12.7.2011, 00:00 Uhr
Die Grenzen der Vorhersehbarkeit

Letzthin pilgerte ich in die Nürnberger Innenstadt, um mein Sparbuch zu besuchen. In der Bank lief ich unversehens der für mich zuständigen sogenannten Kundenbetreuerin über den Weg und fand mich im Handumdrehen in ein Gespräch über langfristige Geldanlagen verwickelt. Da sie mir Kaffee und Pfefferminzbonbons anbot, gab ich mich ihren Ausführungen quasi willenlos hin, obwohl ich mir meine Nachmittagsgestaltung anders vorgestellt hatte.

Die Sache mit dem Geld ist eine überaus schwierige, da derzeit ganze Staaten an Großbanken verscherbelt werden. Angeblich kann Belgien nicht einmal mehr die Stromrechnung für die Autobahnbeleuchtung bezahlen. Diese Extravaganz veranlasste übrigens meinen Vater, der nichts Geringeres als einen gesunden Menschenverstand besitzt, schon in den 1970er Jahren dazu, Belgien in die Kategorie „total idiotisch“ einzustufen. Zwar machen die Ratingagenturen, welche seitdem die Weltherrschaft an sich gerissen haben, im Prinzip nichts anderes, bloß hocken diese in der schicken Londoner City und nicht in Vorra an der Pegnitz.

Doch zurück zum Thema: Die Bank-Dame begann in den schillerndsten Farben auszumalen, wie viel Geld ich in 25 Jahren zu erwarten hätte, wenn ich diesen oder jenen Vorsorgeriesterprämiensparvertrag abschlösse. Wohl gemerkt: nicht übermorgen oder nächste Woche, sondern in einem Vierteljahrhundert! Ich halte meine Fantasie für nicht gerade unterentwickelt, aber um mir mich selbst und meine Lebensumstände im Jahre 2035 auszumalen, reicht meine Vorstellungskraft einfach nicht aus.

Ich probierte spaßeshalber, das Pferd rückwärts bzw. die Zeit von hinten aufzuzäumen. Hätte ich 1986, überlegte ich, auch nur im Geringsten geglaubt, wenn jemand vorhergesagt hätte, dass es im Jahr 2011 ein vereintes Europa — Euro inklusive — geben würde? Meine Antwort: Nein. Hätte ich damals geglaubt, dass de facto jeder Mensch auf der Welt mit jedem anderen per Handtelefon, das dabei womöglich in der Hosentasche steckt, würde sprechen können? Nein. Dass ich qua WLAN Spielfilme aus dem Internet in den Laptop saugen können würde, ohne auch nur mein Bett zu verlassen? Nein.

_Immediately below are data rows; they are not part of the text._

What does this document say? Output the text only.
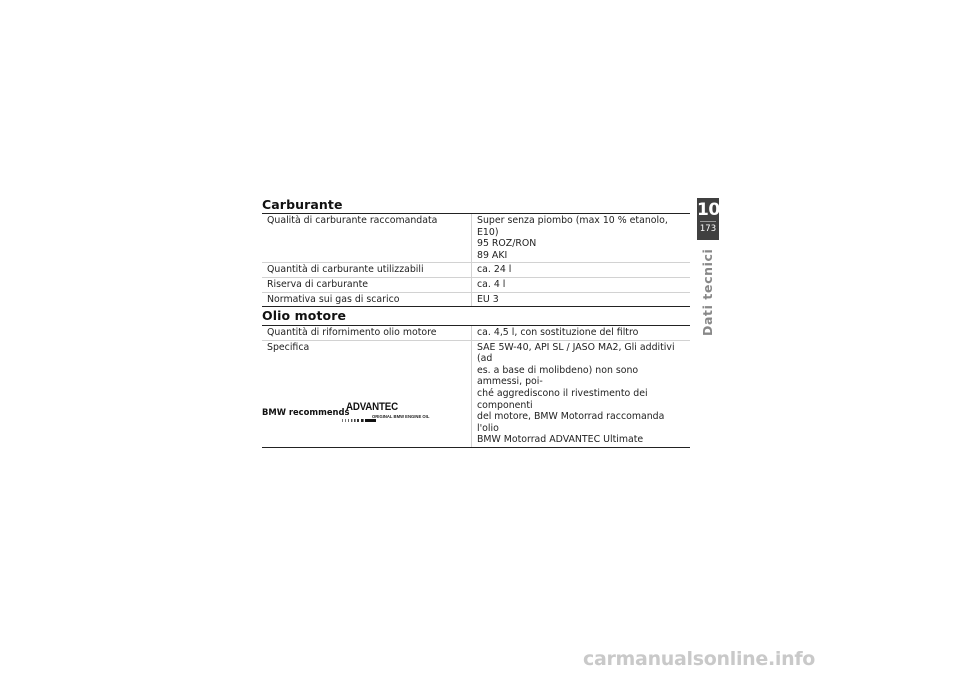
Carburante
Qualità di carburante raccomandata	Super senza piombo (max 10 % etanolo, E10)
95 ROZ/RON
89 AKI
Quantità di carburante utilizzabili	ca. 24 l
Riserva di carburante	ca. 4 l
Normativa sui gas di scarico	EU 3
Olio motore
Quantità di rifornimento olio motore	ca. 4,5 l, con sostituzione del filtro
Specifica	SAE 5W-40, API SL / JASO MA2, Gli additivi (ad
es. a base di molibdeno) non sono ammessi, poi-
ché aggrediscono il rivestimento dei componenti
del motore, BMW Motorrad raccomanda l'olio
BMW Motorrad ADVANTEC Ultimate
10
173
Dati tecnici
BMW recommends
ADVANTEC
ORIGINAL BMW ENGINE OIL
carmanualsonline.info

Dass umgekehrt der Vergangenheit angehören würden (ohne Wertung und in alphabetischer Reihenfolge): Bundesbahn und Bundespost, D- Mark und Diplomstudium, Eiserner Vorhang, handgeschriebene Briefe, Mittelstreckenraketen, Schallplatten und sichere Staatsanleihen, soziale Marktwirtschaft, Wählscheibe und Wehrpflicht, Zahnersatz auf Krankenschein? Nein.

Und da wurde mir klar: In dieser unfassbar komplexen Welt, deren tobender Wahnwitz wenigstens meine Verstandeskapazität um Größenordnungen übersteigt, operieren wir jeden Augenblick jenseits der Grenzen aller Vorhersehbarkeit. Also in tiefster Nacht bei dickstem Nebel mit verbundenen Augen, dazu über dem Kopf einen Kartoffelsack. Und die Zukunft? Ein blendend weißes Licht, das jeden Blick hinter die dünne, gestrichelte Linie, die das Jetzt markiert, vereitelt.

Noch am 10. September 2001 ahnten wohl nur die ein oder zwei Dutzend Beteiligten, dass am Abend des folgenden Tages die Welt eine andere sein würde: Der „weltweite Krieg gegen den Terrorismus“ begann so plötzlich und unerwartet wie ein Schlaganfall, und noch vergangene Weihnachten (ich erinnere mich vor allem an gewaltige Schneemassen) hätte wohl niemand vorhersehen können, dass dieses Frühjahr ein Tsunami in Japan die CSU zur Anti-Atom-Partei verwandeln und Nato-Flugzeuge in Libyen mit Bomben um sich werfen würden. Im Januar zweifelte ich lediglich daran, dass es jemals wieder Temperaturen über dem Gefrierpunkt haben würde.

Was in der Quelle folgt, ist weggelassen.